L’architecture des Forges des Salles reflète une organisation sociale hiérarchisée : la Rangée (12 logis de forgerons alignés, construits fin XVIIIe) contraste avec le manoir du maître de forges, dominé par un jardin en terrasses (Thabor) et une orangerie. Les bâtiments utilitaires (halles à charbon, moulin à tan, chapelle sans clocher) et les infrastructures hydrauliques (canaux, étangs) illustrent l’ingéniosité des systèmes pré-industriels. Le site, labellisé Pays d’art et d’histoire en 2020, symbolise à la fois l’innovation technique bretonne et les limites d’un modèle économique dépendant des ressources locales.

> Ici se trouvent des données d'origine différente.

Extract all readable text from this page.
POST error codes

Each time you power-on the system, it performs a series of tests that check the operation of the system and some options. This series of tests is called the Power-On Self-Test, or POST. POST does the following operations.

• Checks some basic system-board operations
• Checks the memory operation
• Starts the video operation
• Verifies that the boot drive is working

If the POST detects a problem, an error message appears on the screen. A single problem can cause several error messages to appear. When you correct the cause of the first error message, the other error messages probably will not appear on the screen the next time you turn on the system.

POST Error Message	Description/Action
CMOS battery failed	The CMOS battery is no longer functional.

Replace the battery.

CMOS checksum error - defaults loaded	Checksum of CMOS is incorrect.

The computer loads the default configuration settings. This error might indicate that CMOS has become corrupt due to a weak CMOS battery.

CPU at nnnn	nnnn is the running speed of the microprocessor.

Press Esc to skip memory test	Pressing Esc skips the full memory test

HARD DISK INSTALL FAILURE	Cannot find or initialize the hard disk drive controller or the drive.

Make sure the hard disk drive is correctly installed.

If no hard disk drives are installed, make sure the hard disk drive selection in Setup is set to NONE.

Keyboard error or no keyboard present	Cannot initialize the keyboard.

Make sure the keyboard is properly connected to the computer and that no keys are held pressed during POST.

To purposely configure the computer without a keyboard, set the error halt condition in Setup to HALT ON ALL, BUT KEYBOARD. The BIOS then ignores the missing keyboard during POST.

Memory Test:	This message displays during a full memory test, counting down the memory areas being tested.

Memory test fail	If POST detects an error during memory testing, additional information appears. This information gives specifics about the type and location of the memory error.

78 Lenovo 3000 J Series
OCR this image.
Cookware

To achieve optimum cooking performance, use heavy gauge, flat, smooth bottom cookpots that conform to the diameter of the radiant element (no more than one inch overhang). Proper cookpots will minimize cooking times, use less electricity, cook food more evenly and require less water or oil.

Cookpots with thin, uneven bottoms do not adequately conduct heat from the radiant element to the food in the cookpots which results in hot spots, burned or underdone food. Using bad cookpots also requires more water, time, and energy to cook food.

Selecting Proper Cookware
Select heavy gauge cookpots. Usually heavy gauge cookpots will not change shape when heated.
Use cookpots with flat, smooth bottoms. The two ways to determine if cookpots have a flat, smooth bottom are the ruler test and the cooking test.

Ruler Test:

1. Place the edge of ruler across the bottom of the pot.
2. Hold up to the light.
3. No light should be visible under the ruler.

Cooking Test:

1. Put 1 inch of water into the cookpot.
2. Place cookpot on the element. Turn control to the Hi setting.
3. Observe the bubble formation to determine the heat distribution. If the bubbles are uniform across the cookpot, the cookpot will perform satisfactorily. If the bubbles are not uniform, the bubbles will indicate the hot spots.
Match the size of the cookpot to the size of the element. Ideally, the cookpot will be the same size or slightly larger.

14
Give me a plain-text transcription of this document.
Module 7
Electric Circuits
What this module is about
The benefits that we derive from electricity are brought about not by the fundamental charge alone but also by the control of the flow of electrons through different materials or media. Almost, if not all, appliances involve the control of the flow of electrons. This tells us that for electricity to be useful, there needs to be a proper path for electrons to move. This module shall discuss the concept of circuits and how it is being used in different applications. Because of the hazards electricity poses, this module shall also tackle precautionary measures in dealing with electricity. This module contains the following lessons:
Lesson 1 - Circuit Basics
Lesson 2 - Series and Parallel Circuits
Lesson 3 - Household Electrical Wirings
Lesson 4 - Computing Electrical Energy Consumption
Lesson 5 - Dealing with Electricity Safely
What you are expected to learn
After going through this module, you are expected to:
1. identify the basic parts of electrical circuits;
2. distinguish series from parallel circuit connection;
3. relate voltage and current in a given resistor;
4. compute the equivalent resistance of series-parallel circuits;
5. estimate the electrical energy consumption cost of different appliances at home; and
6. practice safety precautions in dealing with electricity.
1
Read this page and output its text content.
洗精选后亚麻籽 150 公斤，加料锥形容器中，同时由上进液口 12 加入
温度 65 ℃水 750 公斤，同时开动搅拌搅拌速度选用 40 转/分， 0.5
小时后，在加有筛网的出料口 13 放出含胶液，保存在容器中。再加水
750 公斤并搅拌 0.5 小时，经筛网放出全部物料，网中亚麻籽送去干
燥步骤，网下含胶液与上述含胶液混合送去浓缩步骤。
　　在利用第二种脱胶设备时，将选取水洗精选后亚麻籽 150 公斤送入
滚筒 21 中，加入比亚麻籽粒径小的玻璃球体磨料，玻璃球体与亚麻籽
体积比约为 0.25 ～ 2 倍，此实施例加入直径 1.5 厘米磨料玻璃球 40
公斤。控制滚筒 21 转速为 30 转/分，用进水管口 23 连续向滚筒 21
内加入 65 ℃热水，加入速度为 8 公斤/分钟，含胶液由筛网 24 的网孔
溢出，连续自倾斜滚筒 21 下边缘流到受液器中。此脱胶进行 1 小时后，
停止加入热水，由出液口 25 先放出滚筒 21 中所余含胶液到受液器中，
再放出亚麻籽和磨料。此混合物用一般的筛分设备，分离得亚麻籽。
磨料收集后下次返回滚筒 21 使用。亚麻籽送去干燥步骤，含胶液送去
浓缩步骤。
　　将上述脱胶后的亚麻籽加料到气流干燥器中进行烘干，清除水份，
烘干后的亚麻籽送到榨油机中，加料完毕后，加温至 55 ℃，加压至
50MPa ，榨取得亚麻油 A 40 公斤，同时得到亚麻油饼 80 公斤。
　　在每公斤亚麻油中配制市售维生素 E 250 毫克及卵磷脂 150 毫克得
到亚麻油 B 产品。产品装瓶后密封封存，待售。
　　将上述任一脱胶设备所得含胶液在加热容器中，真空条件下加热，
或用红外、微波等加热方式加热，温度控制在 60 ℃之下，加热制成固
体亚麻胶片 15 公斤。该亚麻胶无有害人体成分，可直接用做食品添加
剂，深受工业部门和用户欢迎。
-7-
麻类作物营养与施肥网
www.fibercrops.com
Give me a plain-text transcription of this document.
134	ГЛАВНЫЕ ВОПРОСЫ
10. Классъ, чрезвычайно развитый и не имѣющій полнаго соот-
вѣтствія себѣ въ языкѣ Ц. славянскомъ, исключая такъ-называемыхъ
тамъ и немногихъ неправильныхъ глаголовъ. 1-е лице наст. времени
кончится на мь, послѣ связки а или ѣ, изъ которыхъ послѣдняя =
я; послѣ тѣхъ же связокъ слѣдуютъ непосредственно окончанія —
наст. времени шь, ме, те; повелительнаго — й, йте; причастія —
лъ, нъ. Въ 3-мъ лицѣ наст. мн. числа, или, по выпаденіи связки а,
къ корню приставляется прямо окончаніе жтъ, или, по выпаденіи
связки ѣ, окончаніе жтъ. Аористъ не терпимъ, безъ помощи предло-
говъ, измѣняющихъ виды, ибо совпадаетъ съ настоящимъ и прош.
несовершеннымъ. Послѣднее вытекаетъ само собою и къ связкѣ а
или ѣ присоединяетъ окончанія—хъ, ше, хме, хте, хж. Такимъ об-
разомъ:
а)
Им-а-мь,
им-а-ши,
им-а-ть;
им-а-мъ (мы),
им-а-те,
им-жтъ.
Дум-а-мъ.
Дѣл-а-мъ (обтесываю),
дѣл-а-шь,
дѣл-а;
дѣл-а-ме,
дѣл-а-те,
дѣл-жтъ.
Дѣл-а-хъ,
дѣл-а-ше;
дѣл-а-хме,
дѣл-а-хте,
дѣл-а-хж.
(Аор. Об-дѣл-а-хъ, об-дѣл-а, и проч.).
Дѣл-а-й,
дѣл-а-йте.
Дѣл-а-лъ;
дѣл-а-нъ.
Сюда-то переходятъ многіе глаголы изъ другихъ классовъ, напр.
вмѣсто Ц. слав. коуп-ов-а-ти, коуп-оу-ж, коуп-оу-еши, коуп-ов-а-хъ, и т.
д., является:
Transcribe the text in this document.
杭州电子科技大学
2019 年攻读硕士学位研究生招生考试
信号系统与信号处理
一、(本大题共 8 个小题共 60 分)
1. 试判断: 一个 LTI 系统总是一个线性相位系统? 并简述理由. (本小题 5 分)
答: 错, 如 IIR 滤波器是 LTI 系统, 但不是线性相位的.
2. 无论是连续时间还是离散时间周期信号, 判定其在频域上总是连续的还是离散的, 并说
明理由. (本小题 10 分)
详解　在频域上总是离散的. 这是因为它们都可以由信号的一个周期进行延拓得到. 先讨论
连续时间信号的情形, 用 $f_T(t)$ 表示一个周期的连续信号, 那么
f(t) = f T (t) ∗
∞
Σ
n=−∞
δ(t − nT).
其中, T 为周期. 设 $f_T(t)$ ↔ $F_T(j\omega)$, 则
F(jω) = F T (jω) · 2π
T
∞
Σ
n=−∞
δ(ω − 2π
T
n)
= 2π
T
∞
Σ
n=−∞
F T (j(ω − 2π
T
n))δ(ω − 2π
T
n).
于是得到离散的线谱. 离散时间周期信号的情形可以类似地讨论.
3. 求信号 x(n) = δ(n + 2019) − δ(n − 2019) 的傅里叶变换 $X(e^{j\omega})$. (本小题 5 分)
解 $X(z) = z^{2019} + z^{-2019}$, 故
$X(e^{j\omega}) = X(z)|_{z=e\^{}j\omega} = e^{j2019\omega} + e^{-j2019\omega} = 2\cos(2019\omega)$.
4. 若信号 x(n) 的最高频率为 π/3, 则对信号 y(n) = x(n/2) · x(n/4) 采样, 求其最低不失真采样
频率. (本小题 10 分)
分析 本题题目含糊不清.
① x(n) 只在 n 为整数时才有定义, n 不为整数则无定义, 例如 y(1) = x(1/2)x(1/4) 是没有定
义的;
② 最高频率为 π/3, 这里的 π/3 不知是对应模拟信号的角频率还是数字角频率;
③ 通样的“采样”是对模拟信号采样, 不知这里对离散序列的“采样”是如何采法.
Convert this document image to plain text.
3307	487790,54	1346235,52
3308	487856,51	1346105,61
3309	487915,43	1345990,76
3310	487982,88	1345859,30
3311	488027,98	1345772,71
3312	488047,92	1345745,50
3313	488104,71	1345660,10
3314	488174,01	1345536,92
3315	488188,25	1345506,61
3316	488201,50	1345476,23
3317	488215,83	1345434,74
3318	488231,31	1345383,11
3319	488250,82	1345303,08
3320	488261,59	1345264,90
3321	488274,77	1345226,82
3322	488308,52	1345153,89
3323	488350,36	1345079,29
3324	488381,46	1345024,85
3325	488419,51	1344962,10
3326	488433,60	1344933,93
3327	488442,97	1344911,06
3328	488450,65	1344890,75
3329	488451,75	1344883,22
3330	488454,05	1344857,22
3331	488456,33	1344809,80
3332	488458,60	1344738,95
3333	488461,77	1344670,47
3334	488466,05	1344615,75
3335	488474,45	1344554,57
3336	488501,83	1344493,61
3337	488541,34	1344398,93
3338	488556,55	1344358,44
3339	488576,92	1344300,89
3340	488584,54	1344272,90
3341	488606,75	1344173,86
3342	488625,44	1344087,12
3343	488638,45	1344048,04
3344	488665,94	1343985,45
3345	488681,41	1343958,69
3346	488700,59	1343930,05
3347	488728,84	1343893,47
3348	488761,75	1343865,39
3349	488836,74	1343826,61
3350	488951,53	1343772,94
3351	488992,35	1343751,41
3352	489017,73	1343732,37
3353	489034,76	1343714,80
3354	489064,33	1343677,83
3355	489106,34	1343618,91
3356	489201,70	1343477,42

Les métiers des forges formaient une communauté complexe : charbonniers, sactiers (transportant minerai et charbon à dos de cheval), maréchaux, souffletiers, et femmes désableuses (nettoyant les pièces de fonte) cohabitaient avec les commis et le régisseur, figure clé de la gestion quotidienne. La cantine, lieu de sociabilité, servait aussi d’épicerie et d’auberge. Malgré des conditions de vie rudes (fièvres liées aux étangs, salaires modestes), les ouvriers des Salles bénéficiaient d’une stabilité enviée, avec accès à l’école (créée en 1833) et à des soins rudimentaires assurés par les Filles du Saint-Esprit. La fermeture définitive en 1877 marqua le déclin de la sidérurgie bretonne, remplacée par les usines lorraines et anglaises.